Why the method of reading floppy-disk data-tracks, laid out in the past log-entry, is not de-facto...

Again, the normal methods for data-extraction are sector-by-sector. Even the "read track" command technically does-so on a sector-by-sector basis.

(In fact, now that I think about it, I think I could've just as easily used the "read-sector" command, with the trick laid-out in the previous log).

Why *not* extract the entirety of a track, with *all* its data, including CRC, sector-IDs, gaps, and more... and let the PC process it?

Well, here's something:

...the sector is finally terminated by another gap, GAP3, of 80 bytes of 4eh. This gap is designed to be long enough to allow for any variations in recording speed and thus avoid the inadvertent overwriting of the following sector.

That's apparently an extreme oversimplification...

Basically, before every section of information (not going to call it 'data', since that's confusable with the data section, and not going to call those sections 'sectors' similarly...). Between each section of information, be that section the "Sector ID", the "Data", or the "Track ID" sections, there's a "gap" followed by a bunch of "sync" bytes.

In other words, each of these sections of information is kinda like a barcode-label, the read/write head a bit like a barcode-reader. So, on a single track, on a single side of a floppy-disk, containing 10 sectors of user-data, it's somewhat like 21-ish pieces of sticky-backed paper, each with a printed-on bar-code.

They're most-likely *not* perfectly-aligned with each other, nor perfectly-spaced. And most-likely each bar-code scanner (human) will scan each barcode at a different rate, most-likely very different from that it was written-at. Thus, each barcode has its own syncing information. Likewise, each section of information on the diskette has its own syncing information.

So... treating it as "the trick" does... is a bit misleading. In fact, I've just been browsing the hex-dump of a single track and found that by the time the second sector is read, data comes through *completely* wrong.

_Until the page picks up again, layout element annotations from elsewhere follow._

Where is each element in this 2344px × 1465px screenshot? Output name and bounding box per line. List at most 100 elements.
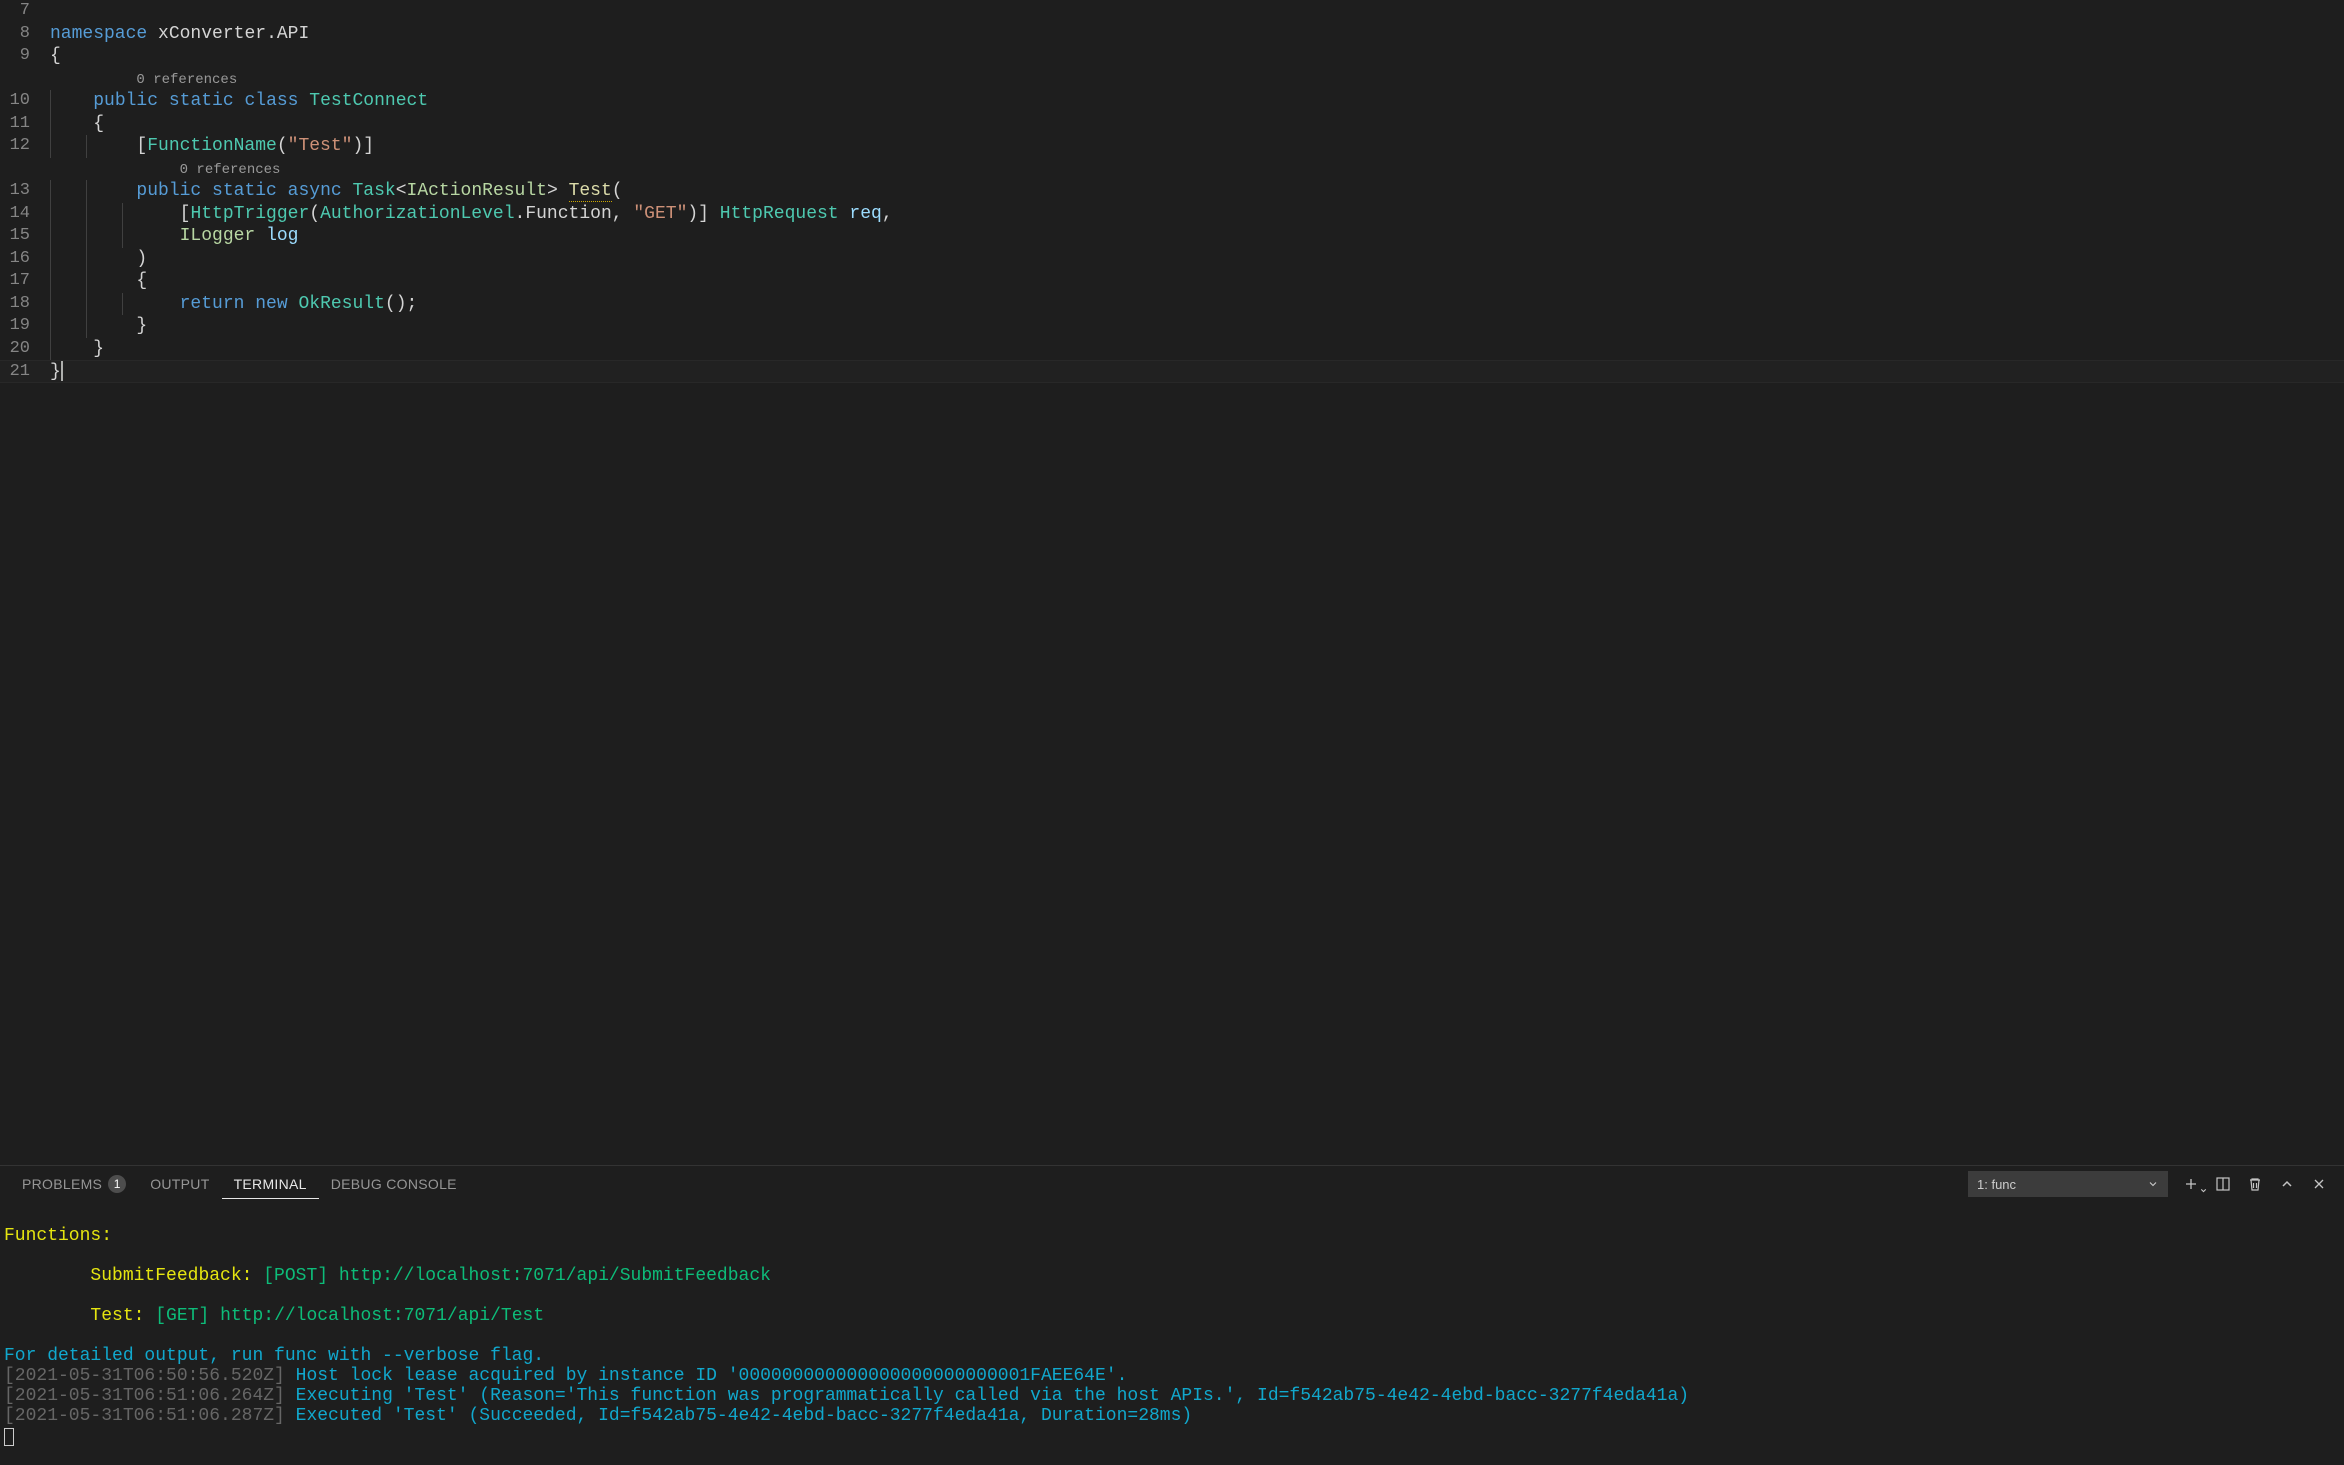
code-token: AuthorizationLevel: [320, 204, 514, 224]
codelens-references[interactable]: 0 references: [136, 72, 237, 88]
indent-guide: [122, 225, 123, 248]
code-line[interactable]: 10 public static class TestConnect: [0, 90, 2344, 113]
code-token: [50, 181, 136, 201]
terminal-selector[interactable]: 1: func: [1968, 1171, 2168, 1197]
code-editor[interactable]: 78namespace xConverter.API9{ 0 reference…: [0, 0, 2344, 1165]
code-line[interactable]: 18 return new OkResult();: [0, 293, 2344, 316]
code-token: [234, 91, 245, 111]
code-token: class: [244, 91, 298, 111]
code-token: )]: [352, 136, 374, 156]
code-token: [50, 226, 180, 246]
code-line[interactable]: 14 [HttpTrigger(AuthorizationLevel.Funct…: [0, 203, 2344, 226]
bottom-panel: PROBLEMS 1 OUTPUT TERMINAL DEBUG CONSOLE…: [0, 1165, 2344, 1465]
indent-guide: [86, 203, 87, 226]
terminal-text: [GET]: [144, 1306, 220, 1326]
line-number: 19: [0, 315, 50, 338]
code-token: [201, 181, 212, 201]
code-line[interactable]: 15 ILogger log: [0, 225, 2344, 248]
terminal-timestamp: [2021-05-31T06:51:06.287Z]: [4, 1406, 296, 1426]
terminal-text: Host lock lease acquired by instance ID …: [296, 1366, 1128, 1386]
indent-guide: [122, 203, 123, 226]
code-token: {: [50, 271, 147, 291]
code-token: [244, 294, 255, 314]
code-token: OkResult: [298, 294, 384, 314]
indent-guide: [50, 338, 51, 361]
code-token: [342, 181, 353, 201]
chevron-down-icon: [2199, 1186, 2208, 1195]
indent-guide: [86, 225, 87, 248]
code-token: static: [169, 91, 234, 111]
code-token: HttpTrigger: [190, 204, 309, 224]
indent-guide: [50, 248, 51, 271]
code-token: req: [849, 204, 881, 224]
terminal-output[interactable]: Functions: SubmitFeedback: [POST] http:/…: [0, 1202, 2344, 1465]
code-line[interactable]: 11 {: [0, 113, 2344, 136]
terminal-line: SubmitFeedback:: [4, 1266, 252, 1286]
code-line[interactable]: 13 public static async Task<IActionResul…: [0, 180, 2344, 203]
tab-debug-console-label: DEBUG CONSOLE: [331, 1176, 457, 1192]
codelens-references[interactable]: 0 references: [180, 162, 281, 178]
code-line[interactable]: 16 ): [0, 248, 2344, 271]
code-line[interactable]: 21}: [0, 360, 2344, 383]
code-token: [: [50, 204, 190, 224]
line-number: 8: [0, 23, 50, 46]
indent-guide: [86, 293, 87, 316]
code-line[interactable]: 17 {: [0, 270, 2344, 293]
code-token: FunctionName: [147, 136, 277, 156]
code-token: public: [136, 181, 201, 201]
indent-guide: [50, 90, 51, 113]
code-token: ,: [612, 204, 634, 224]
line-number: 11: [0, 113, 50, 136]
code-line[interactable]: 20 }: [0, 338, 2344, 361]
terminal-timestamp: [2021-05-31T06:50:56.520Z]: [4, 1366, 296, 1386]
code-token: .: [266, 24, 277, 44]
code-token: async: [288, 181, 342, 201]
kill-terminal-button[interactable]: [2246, 1175, 2264, 1193]
code-token: [50, 294, 180, 314]
line-number: 12: [0, 135, 50, 158]
line-number: 7: [0, 0, 50, 23]
code-token: static: [212, 181, 277, 201]
indent-guide: [50, 113, 51, 136]
code-line[interactable]: 9{: [0, 45, 2344, 68]
indent-guide: [86, 315, 87, 338]
indent-guide: [50, 293, 51, 316]
code-token: ILogger: [180, 226, 256, 246]
code-token: [839, 204, 850, 224]
chevron-down-icon: [2147, 1178, 2159, 1190]
code-token: Task: [353, 181, 396, 201]
indent-guide: [50, 315, 51, 338]
tab-problems[interactable]: PROBLEMS 1: [10, 1169, 138, 1199]
terminal-cursor: [4, 1428, 14, 1446]
line-number: 14: [0, 203, 50, 226]
new-terminal-button[interactable]: [2182, 1175, 2200, 1193]
maximize-panel-button[interactable]: [2278, 1175, 2296, 1193]
code-token: log: [266, 226, 298, 246]
terminal-line: Test:: [4, 1306, 144, 1326]
close-panel-button[interactable]: [2310, 1175, 2328, 1193]
code-line[interactable]: 8namespace xConverter.API: [0, 23, 2344, 46]
code-token: {: [50, 114, 104, 134]
tab-output[interactable]: OUTPUT: [138, 1170, 221, 1198]
code-token: [277, 181, 288, 201]
code-line[interactable]: 19 }: [0, 315, 2344, 338]
code-token: [: [50, 136, 147, 156]
code-line[interactable]: 12 [FunctionName("Test")]: [0, 135, 2344, 158]
code-token: API: [277, 24, 309, 44]
code-token: Test: [569, 181, 612, 202]
code-line[interactable]: 7: [0, 0, 2344, 23]
editor-cursor: [61, 361, 63, 381]
terminal-selector-value: 1: func: [1977, 1177, 2016, 1192]
split-terminal-button[interactable]: [2214, 1175, 2232, 1193]
code-token: ,: [882, 204, 893, 224]
code-token: HttpRequest: [720, 204, 839, 224]
tab-terminal[interactable]: TERMINAL: [222, 1170, 319, 1199]
indent-guide: [86, 270, 87, 293]
code-token: IActionResult: [407, 181, 547, 201]
indent-guide: [50, 180, 51, 203]
terminal-text: [POST]: [252, 1266, 338, 1286]
tab-debug-console[interactable]: DEBUG CONSOLE: [319, 1170, 469, 1198]
code-token: TestConnect: [309, 91, 428, 111]
line-number: 18: [0, 293, 50, 316]
terminal-timestamp: [2021-05-31T06:51:06.264Z]: [4, 1386, 296, 1406]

The sync-bytes are supposed to be 0x00, and yet they appear as 0xff! The gap3 bytes are supposed to be 0x4e, yet they're coming through as 0x21!

(Wait, what?!)

OK, I could expect a certain amount of bit-shift... ... but 0x00 is *nothing* like 0xff, bit-shift-wise, right...? Nor is 0x21 a simple bit-shift away from 0x4e.

So now... I haven't analyzed it *completely*, but my thought, here, is that it's not actually shifted by a whole *bit* worth of data, but by *half* a bit as stored on the magnetic-media... Wherein it's necessary to look into MFM. Essentially, each data-bit on the magnetic-media is stored as *two* "bits" such that each data-bit contains a transition between 0 and 1. (or, maybe, North and South polarization?). The purpose being to allow the disk-controller to *sync* to the inherent "bit-clock" stored in those transitions.

But, of course, since I'm using "the trick" it did that syncing *long* ago, (512 data-bytes, + a bunch of other information/header-bytes), and kept that sync with every bit-transition thereafter, rather than trying to resynchronize with every "sync" section, as it would've if I'd've requested the read of each properly-sized *sector.*

So, for the *first* sector's worth of data everything's aligned properly... The syncing happened on its sector-header. But every "sync" and "gap" section, thereafter, could be *completely* misaligned... maybe a full-bit which would be easy to see, or maybe a half-bit as I think I've found, here... Maybe *several* bits/half-bits... Or, judging by that earlier-quote, it could even be misaligned by *several bytes*.

Further-still... who's to guarantee that each section is aligned at the magnetic-bit-level...? Maybe they're askew by 1/3 or 1/10th of a bit...?

I *think* what'd be seen, then, is a few bytes that don't make sense (after the end of one section and upon entry of the next)... and then after a little while the disk-controller's clock will have re-synced with the edges in the data-bits. BUT, again, there's nothing that forces that to be synced *in phase*, only *in frequency*. So, I think, it could be off by a "half-bit" after a few bytes' worth of settle-time.

....

Which means...

Essentially...

re-implementing quite a bit of the floppy-disk-controller's "syncing" system, now in software, and analyzing the data bit-wise, rather than byte-wise... and, plausibly, there being some data (even if stored/retained without-error) that will be interpretted in-error. Thankfully, that should only happen on the gap/sync bytes, right?

(And... all this assumes that the controller can [or attempts to] maintain sync with bit-edges in fields *other* than just the sync-pattern... which would be controller-specific, no?).